One of the reasons that divorce is a cumbersome process are the mandatory 410 self disclosures that are required in every contested divorce in Massachusetts. These documents are required to be exchanged between parties within 45 days of the service of the divorce complaint. The rationale behind these disclosures is the Court’s interest that both parties in a divorce have a clear picture of the financial situation of their spouse and of the marriage itself.

The situation that comes to mind where these 410 disclousres are imperative are in divorces where one spouse is largely in the dark about the financial details of the marriage. It is critical to have these documents in order to determine what type of support the person can expect, whether there are any retirement funds to rely upon, and whether their spouse has bank acccounts that the other spouse was not aware. Sometimes there may be money in a joint account held by the spouse and another individual. The spouse could have been funneling marital assets into that account. The 410 disclosures help ferret out those situations and let you know where further discovery is necessary.
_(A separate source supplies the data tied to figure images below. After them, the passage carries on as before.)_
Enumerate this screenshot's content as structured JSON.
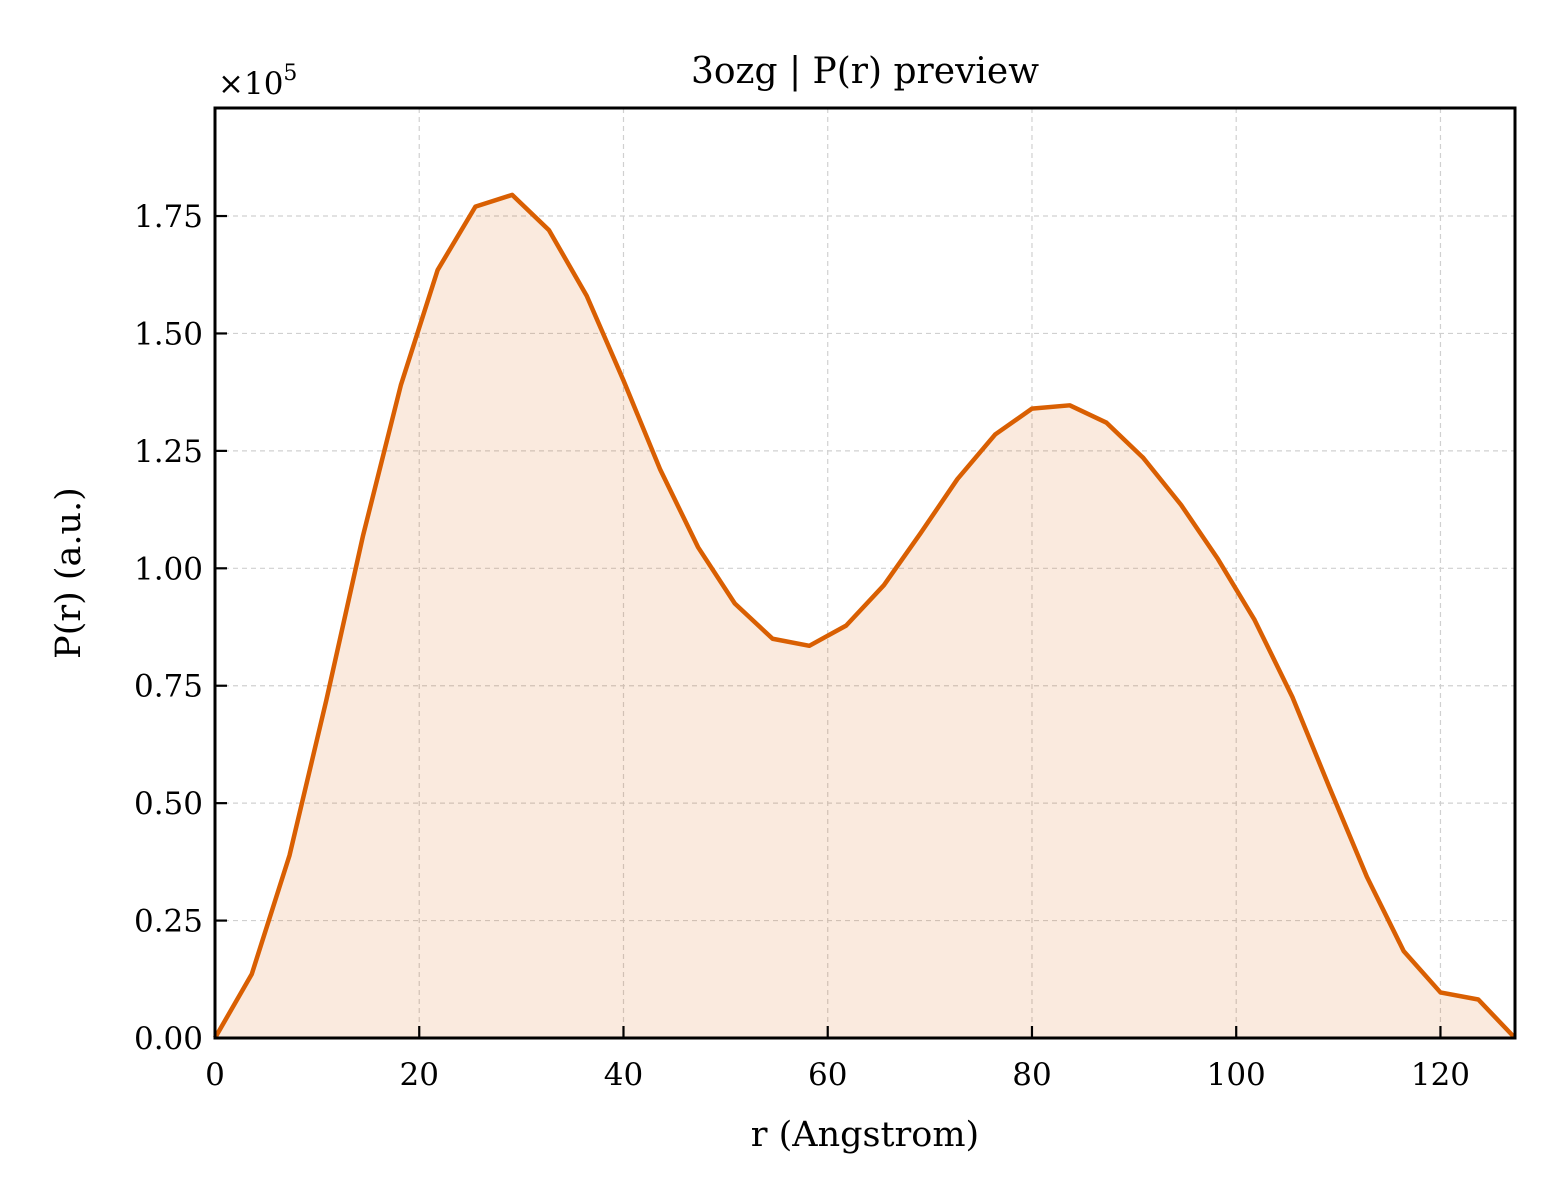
{
  "chart_data": {
    "type": "area",
    "title": "3ozg | P(r) preview",
    "xlabel": "r (Angstrom)",
    "ylabel": "P(r) (a.u.)",
    "y_offset_text": {
      "base": "×10",
      "exponent": "5"
    },
    "xlim": [
      0,
      127.3
    ],
    "ylim": [
      0,
      1.98
    ],
    "xticks": [
      0,
      20,
      40,
      60,
      80,
      100,
      120
    ],
    "xtick_labels": [
      "0",
      "20",
      "40",
      "60",
      "80",
      "100",
      "120"
    ],
    "yticks": [
      0,
      0.25,
      0.5,
      0.75,
      1.0,
      1.25,
      1.5,
      1.75
    ],
    "ytick_labels": [
      "0.00",
      "0.25",
      "0.50",
      "0.75",
      "1.00",
      "1.25",
      "1.50",
      "1.75"
    ],
    "grid": true,
    "y_scale_factor": 100000,
    "series": [
      {
        "color": "#d95f02",
        "fill_color": "#d95f02",
        "fill_opacity": 0.13,
        "x": [
          0,
          3.6,
          7.3,
          10.9,
          14.5,
          18.2,
          21.8,
          25.5,
          29.1,
          32.7,
          36.4,
          40.0,
          43.6,
          47.3,
          50.9,
          54.6,
          58.2,
          61.8,
          65.5,
          69.1,
          72.7,
          76.4,
          80.0,
          83.7,
          87.3,
          90.9,
          94.6,
          98.2,
          101.8,
          105.5,
          109.1,
          112.8,
          116.4,
          120.0,
          123.7,
          127.3
        ],
        "y": [
          0.0,
          0.136,
          0.389,
          0.719,
          1.07,
          1.39,
          1.635,
          1.77,
          1.795,
          1.72,
          1.58,
          1.4,
          1.21,
          1.045,
          0.925,
          0.85,
          0.835,
          0.878,
          0.964,
          1.075,
          1.19,
          1.285,
          1.34,
          1.347,
          1.31,
          1.235,
          1.135,
          1.02,
          0.89,
          0.726,
          0.535,
          0.343,
          0.185,
          0.097,
          0.082,
          0.0
        ]
      }
    ]
  }
}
The following documents are required to be exchanged under Rule 410 of the Massachusetts Domestic Relations Procedure:

1. three years of the parties federal and state tax returns as well as three years of any corporate returns of which either party has an interest;

2. four most recent pay stubs;

3. documentation regarding cost and nature of available health insurance of either party;

4. three years of bank statements for any bank accounts held in the name of either party, individually or jointly or in the name of another person for the benefit of eother party or held by either party to benefit the parties minor children;

5. three years of statements for any stocks, bonds, securities, notes or obligations, cd’s, 401k statements, IRA statements and pension plan statements;

6. copies of any loan or mortgage applications made by either party within the last three years; and’

7. copies of any financial statements prepared by either party within the last three years.

A good attorney can help you get these documents together and conduct additional discovery to make sure that you are fully informed about the finances of your marriage.